Nach den Besuchen von Aufführungen der Kolpingsfamilie Bilshausen sei bei ihr vor 14 Jahren der Wunsch gewachsen, auch in Lindau eine Theatergruppe zu gründen. Sie sprach Mitglieder der Kolpingfamilie an, schaltete eine Zeitungsinserat und ging auf potenzielle Mitspieler zu. Mit Erfolg: Es fanden sich genügend Darsteller und schon das erste Stück „Endlich Feierabend“ habe die Zuschauer begeistert, die mittlerweile aus einem Umkreis von Göttingen bis zum Harz kämen.

Böse Sprüche in der Sauna

Eine wichtige Rolle im aktuellen Stück spielen Theresa, Lisbeth und Ursel. Sie verbringen ihre Zeit in der Sauna am liebsten damit, gnadenlos und gemein über die Geschehnisse und Einwohner der Gemeinde abzulästern. Saunameisterin Rita Raffke ist nicht nur von den drei „Giftspritzen“ genervt, sondern auch von ihrem neuen Kollegen Sandro Kern, der ihr mit Muskelshirt und Komplimenten die weiblichen Massagekunden abspenstig macht. Als die drei Damen den Sauna-Schönling erblicken, beginnt zwischen ihnen ein erbitterter Kampf um seine Gunst, die selbst vor der Sabotage von Schwimmärmchen und Sonnenbank-Manipulationen keinen Halt macht.

„Es macht Spaß in eine Rolle zu schlüpfen“, sagt Martin Linnekuhl. Für den 55-Jährigen, der vom ersten Stück an mitspielt ist das Gemeinschaftsgefühl sehr wichtig. „Die Reaktion des Publikums ist Motivation“, betont die 28-jährige Jessica Bierbaum aus Wachenhausen. „Jede Aufführung sei anders, es wird an verschiedenen Stellen gelacht“, berichtet Godehard Brodhun. Für den 56-Jährigen sei das Mitspielen ein „toller Ausgleich zum beruflichen Leben“. „Jedes Stück ist für sich etwas Besonderes“, meint die 64-Jährige Edeltraud Kopp, die aus Bilshausen stammt und jetzt in Lindau lebt.
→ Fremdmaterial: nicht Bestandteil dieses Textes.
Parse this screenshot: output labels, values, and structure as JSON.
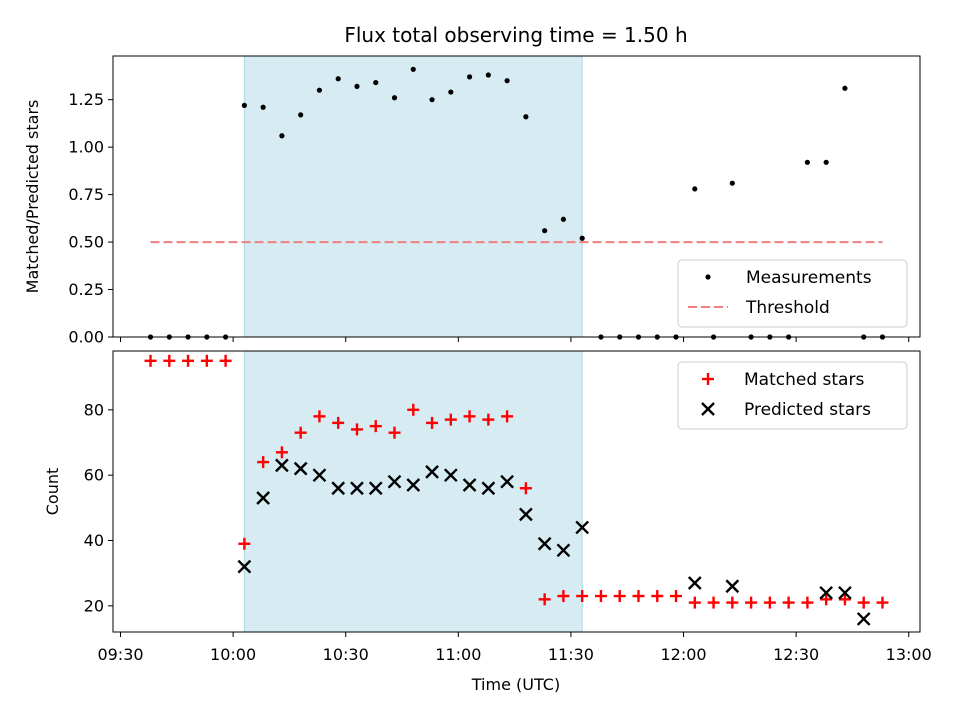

Das Interesse an den Aufführungen ist groß. 500 der 700 Karten seien bereits verkauft, so Linnekuhl. Aufführungstermine sind an den Freitagen, 21. Oktober und 4. November, um 20 Uhr, Sonnabenden, 22. und 29. Oktober sowie 5. November um 20 Uhr sowie Sonntagen, 23. Und 30. Oktober, um 16 Uhr. Karten gibt es in der Bäckerei Kopp in Lindau, Fleckenstraße 2.